Le mécanisme repose sur une chaîne de signaux. Trois molécules liées au système immunitaire — CCL4, S100A8 et C1QA — activent TLR2 à la surface des cellules musculaires cardiaques. Une fois activée, cette voie a aidé ces cellules à reprendre leur cycle cellulaire, à survivre à la lésion et à éviter la mort cellulaire. Les chercheurs ont étudié à la fois une lésion cardiaque directe et une surcharge de pression, une situation qui reproduit le stress chronique imposé au cœur.
L'équipe a ensuite supprimé TLR2 par modification génétique. Les souris n'ont pas pu s'adapter au stress cardiaque et ont rapidement développé une insuffisance cardiaque. TLR2 était également exprimé à des niveaux bien plus élevés dans les cellules cardiaques des souriceaux que dans celles des adultes, ce qui laisse penser que la disparition de cette voie pourrait contribuer à expliquer pourquoi les cœurs adultes se réparent mal.

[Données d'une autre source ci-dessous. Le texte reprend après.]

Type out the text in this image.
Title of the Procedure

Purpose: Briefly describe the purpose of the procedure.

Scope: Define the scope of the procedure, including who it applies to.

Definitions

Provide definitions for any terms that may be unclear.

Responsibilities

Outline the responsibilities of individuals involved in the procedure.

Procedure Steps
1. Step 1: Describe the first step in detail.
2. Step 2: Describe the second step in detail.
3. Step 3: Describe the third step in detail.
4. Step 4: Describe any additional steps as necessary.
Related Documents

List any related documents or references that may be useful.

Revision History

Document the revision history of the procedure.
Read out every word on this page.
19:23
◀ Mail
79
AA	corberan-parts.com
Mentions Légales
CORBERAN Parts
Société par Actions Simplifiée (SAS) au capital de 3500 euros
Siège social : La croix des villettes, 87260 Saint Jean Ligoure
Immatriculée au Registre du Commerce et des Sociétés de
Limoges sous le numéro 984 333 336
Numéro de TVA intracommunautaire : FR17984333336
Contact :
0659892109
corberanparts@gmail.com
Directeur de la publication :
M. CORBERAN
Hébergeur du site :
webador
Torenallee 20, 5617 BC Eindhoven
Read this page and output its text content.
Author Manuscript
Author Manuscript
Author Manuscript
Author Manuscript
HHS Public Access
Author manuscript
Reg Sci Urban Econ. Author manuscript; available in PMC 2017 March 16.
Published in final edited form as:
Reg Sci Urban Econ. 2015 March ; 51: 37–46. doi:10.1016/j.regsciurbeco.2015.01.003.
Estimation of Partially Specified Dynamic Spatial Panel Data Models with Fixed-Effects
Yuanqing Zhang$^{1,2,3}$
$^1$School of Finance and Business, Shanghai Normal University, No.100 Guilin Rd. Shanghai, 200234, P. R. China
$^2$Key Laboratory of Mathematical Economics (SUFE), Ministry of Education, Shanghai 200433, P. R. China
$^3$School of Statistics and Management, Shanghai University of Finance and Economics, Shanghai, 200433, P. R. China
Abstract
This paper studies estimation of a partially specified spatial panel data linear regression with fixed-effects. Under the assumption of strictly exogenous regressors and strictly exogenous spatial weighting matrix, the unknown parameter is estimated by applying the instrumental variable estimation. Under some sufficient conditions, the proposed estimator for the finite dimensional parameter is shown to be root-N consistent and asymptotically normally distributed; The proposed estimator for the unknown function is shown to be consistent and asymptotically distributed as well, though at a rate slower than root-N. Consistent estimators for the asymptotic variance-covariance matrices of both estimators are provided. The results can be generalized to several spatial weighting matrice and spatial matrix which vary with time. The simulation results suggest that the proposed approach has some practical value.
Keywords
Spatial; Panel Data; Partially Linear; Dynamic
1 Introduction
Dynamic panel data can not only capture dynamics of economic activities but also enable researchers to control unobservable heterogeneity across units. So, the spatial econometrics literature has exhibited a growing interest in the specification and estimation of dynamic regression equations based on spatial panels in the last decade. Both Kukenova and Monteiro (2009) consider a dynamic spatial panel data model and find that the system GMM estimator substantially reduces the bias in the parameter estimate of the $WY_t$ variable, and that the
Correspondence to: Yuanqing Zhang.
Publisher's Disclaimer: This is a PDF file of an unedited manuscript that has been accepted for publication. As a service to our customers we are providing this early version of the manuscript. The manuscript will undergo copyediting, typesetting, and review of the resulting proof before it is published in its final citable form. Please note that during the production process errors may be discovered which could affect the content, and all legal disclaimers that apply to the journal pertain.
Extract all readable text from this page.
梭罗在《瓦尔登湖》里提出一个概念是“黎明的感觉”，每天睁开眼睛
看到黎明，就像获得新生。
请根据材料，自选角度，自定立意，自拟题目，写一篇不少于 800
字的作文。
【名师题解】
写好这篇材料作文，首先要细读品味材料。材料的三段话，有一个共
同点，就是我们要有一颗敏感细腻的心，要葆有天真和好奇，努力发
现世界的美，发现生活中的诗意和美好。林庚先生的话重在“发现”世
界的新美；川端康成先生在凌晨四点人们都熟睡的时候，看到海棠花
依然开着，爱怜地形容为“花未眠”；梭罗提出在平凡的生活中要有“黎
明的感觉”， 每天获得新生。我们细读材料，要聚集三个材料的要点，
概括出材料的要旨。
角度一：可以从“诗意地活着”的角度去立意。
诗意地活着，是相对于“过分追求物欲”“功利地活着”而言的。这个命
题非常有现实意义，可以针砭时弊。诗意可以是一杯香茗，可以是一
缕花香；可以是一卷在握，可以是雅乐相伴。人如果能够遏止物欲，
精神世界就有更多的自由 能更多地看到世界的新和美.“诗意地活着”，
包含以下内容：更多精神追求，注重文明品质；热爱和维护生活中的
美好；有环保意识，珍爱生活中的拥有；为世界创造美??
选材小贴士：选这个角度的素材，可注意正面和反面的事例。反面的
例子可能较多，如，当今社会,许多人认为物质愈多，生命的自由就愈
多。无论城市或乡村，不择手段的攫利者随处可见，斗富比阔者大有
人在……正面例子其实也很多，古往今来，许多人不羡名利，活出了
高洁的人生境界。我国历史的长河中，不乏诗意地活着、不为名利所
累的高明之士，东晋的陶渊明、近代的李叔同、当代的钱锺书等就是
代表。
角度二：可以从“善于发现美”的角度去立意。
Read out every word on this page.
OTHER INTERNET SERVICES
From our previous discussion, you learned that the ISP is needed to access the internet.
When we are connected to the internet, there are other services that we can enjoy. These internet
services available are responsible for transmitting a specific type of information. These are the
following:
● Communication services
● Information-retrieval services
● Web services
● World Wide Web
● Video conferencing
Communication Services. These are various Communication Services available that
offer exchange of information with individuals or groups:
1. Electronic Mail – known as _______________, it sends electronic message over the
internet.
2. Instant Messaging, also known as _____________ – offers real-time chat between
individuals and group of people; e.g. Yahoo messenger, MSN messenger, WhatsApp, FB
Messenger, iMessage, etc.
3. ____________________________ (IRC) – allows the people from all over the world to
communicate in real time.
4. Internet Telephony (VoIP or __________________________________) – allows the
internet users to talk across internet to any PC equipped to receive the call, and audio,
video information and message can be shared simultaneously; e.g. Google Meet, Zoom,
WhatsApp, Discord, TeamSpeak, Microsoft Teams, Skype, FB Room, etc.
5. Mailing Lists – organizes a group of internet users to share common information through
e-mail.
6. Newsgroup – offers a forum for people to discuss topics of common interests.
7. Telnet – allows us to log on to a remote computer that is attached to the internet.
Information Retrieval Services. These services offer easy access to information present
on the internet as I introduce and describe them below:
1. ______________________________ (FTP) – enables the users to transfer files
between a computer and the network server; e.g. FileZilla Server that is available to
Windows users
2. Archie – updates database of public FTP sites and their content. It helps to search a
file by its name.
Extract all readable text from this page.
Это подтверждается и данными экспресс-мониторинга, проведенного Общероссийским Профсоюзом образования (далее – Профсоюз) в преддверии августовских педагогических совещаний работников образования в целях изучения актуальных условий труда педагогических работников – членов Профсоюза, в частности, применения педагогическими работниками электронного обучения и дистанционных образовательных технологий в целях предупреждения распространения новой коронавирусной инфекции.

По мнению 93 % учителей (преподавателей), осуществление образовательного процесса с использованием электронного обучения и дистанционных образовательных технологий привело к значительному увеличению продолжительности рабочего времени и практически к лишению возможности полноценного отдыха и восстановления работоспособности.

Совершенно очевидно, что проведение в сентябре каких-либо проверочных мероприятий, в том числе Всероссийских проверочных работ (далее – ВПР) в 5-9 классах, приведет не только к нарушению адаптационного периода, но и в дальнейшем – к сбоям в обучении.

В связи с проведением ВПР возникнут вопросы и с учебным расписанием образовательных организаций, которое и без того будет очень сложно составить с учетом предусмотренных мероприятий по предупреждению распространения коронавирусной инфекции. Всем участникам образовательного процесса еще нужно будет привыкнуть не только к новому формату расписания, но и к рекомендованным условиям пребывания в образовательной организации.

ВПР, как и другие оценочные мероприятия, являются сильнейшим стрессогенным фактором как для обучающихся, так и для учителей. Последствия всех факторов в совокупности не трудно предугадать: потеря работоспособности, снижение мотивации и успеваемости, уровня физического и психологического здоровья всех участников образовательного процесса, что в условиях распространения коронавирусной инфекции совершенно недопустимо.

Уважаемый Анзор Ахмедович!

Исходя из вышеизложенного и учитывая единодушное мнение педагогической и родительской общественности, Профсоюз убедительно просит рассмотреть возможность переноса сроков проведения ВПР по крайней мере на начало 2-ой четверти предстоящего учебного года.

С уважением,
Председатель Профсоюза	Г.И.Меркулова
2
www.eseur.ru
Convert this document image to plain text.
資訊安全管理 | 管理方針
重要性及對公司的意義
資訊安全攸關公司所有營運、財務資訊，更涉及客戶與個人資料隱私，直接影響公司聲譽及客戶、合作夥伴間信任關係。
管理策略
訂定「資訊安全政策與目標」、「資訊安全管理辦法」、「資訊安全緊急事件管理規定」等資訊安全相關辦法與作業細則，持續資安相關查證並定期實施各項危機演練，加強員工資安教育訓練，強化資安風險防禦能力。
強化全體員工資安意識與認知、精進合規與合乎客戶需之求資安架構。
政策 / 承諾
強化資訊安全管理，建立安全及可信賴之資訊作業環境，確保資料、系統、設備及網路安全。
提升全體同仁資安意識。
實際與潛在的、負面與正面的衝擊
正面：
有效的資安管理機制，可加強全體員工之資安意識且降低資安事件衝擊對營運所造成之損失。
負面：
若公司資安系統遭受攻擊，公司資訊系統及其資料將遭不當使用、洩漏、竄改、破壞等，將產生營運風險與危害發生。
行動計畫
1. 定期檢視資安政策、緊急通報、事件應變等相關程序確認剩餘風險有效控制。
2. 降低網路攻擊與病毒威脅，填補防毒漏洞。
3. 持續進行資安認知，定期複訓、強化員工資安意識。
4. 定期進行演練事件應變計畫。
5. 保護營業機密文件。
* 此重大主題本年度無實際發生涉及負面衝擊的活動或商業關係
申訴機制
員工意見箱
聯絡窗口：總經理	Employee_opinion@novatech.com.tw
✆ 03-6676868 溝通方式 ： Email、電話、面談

Et concrètement, qu'est-ce que cela change ? Cette découverte fournit aux chercheurs une voie biologique précise à tester, plutôt qu'un vague espoir de « réactiver la régénération ». Un futur traitement pourrait chercher à réactiver des signaux de réparation similaires à ceux des nouveau-nés après un infarctus du myocarde ou en cas d'insuffisance cardiaque, situations dans lesquelles les traitements cardiovasculaires existants ralentissent principalement la dégradation. Cette possibilité reste un objectif de recherche, pas un résultat clinique.
Le chemin à parcourir est encore long. Ces résultats proviennent d'un modèle de souris nouveau-née, et aucun traitement humain ni bénéfice clinique n'est rapporté. Pour l'instant, l'étude identifie un lien prometteur entre le système immunitaire et la capacité perdue du cœur à se réparer.